Inventory Hits New Low-Look Out!

In my April post titled “Where are all the Homes?”, I finished by suggesting that the next 3 months would tell us a lot. Well, it is exactly 4 months later and what might have been a temporary cycle is now an unquestionable shift in the market. To recap, a year ago there were 1100 homes for sale, 6 months ago it was about 800 and in April we had 630. Sensing there might be a late “spring selling season” with lots of homes coming on in May-July, I suggested “wait and see”. Today there are 410 homes for sale in the entire Santa Clarita Valley, the lowest number I have seen since I started tracking in the 1990’s.  Until this year I speculated that because of the relatively high number of short sales and foreclosures in our valley, it would be at least 2 more years to get them through the system and normal appreciation might follow. I no longer think that. Besides what I see in the field (multiple offers on most of my listings, agents begging me to tell them about my listings first for their buyers etc), the inventory is now so low that appreciation will naturally have to follow and in some areas already is. I have been testing list prices at 5-15% higher than recent sales, and in almost all cases we are selling or at least getting offers. Interestingly this is happening in many other areas that took the up to 50% hit in values that parts of Santa Clarita did. Las Vegas, Phoenix, Florida-all of these areas had, at one time 5 to 6 times the number of homes for sale that they do today, same as Santa Clarita.  All three of these areas have experienced appreciation-in some cases up to 30%-from a year ago. We don’t have that yet, but here is what is happening now and why I encourage potential sellers to take advantage of this crazy supply-demand situation.
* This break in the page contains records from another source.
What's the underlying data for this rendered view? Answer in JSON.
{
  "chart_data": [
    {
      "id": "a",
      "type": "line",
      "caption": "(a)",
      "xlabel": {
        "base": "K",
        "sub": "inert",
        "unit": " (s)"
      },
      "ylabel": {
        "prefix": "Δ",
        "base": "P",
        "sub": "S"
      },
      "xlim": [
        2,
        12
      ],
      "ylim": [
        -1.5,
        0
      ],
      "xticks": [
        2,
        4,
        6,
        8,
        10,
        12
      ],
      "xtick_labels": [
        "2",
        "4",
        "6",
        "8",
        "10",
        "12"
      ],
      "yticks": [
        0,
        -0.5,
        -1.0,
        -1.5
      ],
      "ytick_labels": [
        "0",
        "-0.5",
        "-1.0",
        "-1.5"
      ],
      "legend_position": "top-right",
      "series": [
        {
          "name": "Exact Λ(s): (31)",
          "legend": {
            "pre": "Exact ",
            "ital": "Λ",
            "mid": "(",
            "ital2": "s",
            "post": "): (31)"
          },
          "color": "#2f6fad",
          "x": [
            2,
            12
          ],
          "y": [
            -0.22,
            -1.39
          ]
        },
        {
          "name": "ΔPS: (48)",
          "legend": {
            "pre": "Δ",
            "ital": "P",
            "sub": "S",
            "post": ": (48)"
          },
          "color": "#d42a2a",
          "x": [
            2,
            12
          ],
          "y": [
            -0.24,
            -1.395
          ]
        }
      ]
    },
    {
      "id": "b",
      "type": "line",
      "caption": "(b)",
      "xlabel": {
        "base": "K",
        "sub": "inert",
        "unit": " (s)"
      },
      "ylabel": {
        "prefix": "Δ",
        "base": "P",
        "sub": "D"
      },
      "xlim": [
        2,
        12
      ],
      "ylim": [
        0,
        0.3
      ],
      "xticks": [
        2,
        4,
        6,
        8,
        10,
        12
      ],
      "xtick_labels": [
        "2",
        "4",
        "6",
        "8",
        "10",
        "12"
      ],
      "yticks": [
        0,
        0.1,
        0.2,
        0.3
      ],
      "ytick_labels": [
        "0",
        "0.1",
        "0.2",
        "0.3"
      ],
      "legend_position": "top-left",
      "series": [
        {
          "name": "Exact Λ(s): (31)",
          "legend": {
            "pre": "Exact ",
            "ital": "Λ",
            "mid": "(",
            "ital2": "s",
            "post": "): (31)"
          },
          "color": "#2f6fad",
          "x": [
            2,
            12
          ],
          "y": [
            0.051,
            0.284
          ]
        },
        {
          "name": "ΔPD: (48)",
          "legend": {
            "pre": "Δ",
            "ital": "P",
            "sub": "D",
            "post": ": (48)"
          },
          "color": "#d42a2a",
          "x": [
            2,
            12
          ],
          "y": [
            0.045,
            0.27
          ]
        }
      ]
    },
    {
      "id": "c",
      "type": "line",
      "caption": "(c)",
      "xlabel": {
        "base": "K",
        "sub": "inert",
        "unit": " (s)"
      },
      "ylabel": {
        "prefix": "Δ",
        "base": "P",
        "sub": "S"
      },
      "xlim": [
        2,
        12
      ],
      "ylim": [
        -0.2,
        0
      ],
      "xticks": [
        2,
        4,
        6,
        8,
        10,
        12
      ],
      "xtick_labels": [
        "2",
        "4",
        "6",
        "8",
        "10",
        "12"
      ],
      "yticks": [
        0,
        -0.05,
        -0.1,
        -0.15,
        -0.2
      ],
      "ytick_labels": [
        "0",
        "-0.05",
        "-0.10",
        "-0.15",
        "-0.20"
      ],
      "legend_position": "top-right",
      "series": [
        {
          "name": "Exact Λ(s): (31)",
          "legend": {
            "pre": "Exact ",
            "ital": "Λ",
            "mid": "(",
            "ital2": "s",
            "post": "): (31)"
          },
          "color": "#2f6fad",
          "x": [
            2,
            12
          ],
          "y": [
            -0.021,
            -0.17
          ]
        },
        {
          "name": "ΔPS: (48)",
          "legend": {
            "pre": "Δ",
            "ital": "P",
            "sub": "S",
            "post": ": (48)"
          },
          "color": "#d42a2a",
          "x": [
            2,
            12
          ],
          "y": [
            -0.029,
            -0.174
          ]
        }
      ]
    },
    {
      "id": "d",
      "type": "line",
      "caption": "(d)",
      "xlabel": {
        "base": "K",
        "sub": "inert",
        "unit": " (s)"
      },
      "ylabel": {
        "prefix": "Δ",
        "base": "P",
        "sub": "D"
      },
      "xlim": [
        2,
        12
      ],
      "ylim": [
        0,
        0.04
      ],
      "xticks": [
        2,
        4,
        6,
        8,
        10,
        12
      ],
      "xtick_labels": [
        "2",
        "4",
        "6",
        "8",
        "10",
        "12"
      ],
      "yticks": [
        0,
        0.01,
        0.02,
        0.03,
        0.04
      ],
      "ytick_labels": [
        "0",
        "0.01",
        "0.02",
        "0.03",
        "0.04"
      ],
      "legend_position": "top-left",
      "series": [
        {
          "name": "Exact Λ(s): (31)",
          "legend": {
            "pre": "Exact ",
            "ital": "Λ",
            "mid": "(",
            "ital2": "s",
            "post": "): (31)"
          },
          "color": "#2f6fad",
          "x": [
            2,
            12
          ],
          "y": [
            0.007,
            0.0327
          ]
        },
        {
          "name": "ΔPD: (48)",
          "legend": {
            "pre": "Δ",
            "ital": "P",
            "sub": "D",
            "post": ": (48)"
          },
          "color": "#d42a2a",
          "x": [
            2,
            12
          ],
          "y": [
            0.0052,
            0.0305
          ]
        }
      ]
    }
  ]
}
First, the number of foreclosed properties is the lowest it has been since the crisis began. At one time foreclosures were almost 30% of our inventory, today they are about 7%. When properties do go to foreclosure sale,  the investor buyers snatch them up and banks don’t take them back. These so called “flip properties” then get a nice face lift and come on the market as “regular sales”. Often, because they are usually very nice, they sell for as much as any other property in the tract. So instead of a beat up “as-is” foreclosure we have a nicer move in condition property at a price that can be 20-35% higher than the bank would put it up for. This one trend alone is starting to give appraisers the “comps” they need to bring in values at higher prices and will continue.

Second, any lender will tell you that lending guidelines today are the toughest they have seen in 20 years. With that said, they also believe that because the market is improving and confidence is growing, more reasonable conditions lay ahead. This week I saw a new loan program in which someone could short sale their home (with no late payments) and get a new loan with 15% down right away. No 3 year waiting period. Because a lack of qualified buyers and buyer confidence has been a huge factor in the declines of the last 7 years, this is a trend to watch closely. In fact, I can tell you that in the lower price points there are likely 5-10 buyers for every new listing all preapproved, all eager to buy. No exageration. Buyer confidence is no longer an issue and if you watch the media, what used to be 50-50 negative-positive is now much more toward the positive.

Third, if you combine the lowest interest rates in my 21 year career with prices that are still in many cases 30-40% below the peak, you have the highest affordabilty index since the 1990s. Bouyed by this, buyers are willing to pay a little more than recent sales because even at a slightly higher price, the payment is the same because the rate is lower. If this continues, along with improvements on the employment front, appreciation should follow.

To conclude then, we have a completely unexpected market shift in 2012. A supply that hit 2500 homes in 2008 is now at just over 400. If you want to buy a condo in Stevenson Ranch under $350,000, there are exactly TWO to choose from. TWO. In Valencia, there are 22 in an area large enough to support three times that many. I put a short sale on the market in Valencia at $345,000 (The price of the last sale in the tract) and had 8 offers ending at 390,000. No appraisal contingency, of course. Move up buyers are realizing now is the time but are forced to sell and rent, waiting for a decent property to come on the market. Believe me, I have them in apartments and homes just waiting to buy. Just this week I have seen 9 new listings, all standard sales at prices higher than they would have been 3 months ago. For those that are still worried about “shadow inventory”, foreclosure radar lists 1279 properties that are in default in Santa Clarita. If every one of them came on the market (and less than 30% will), they would in most cases be absorbed immediately, many by the investor flippers described above. Potential sellers, pay attention, your time may be now.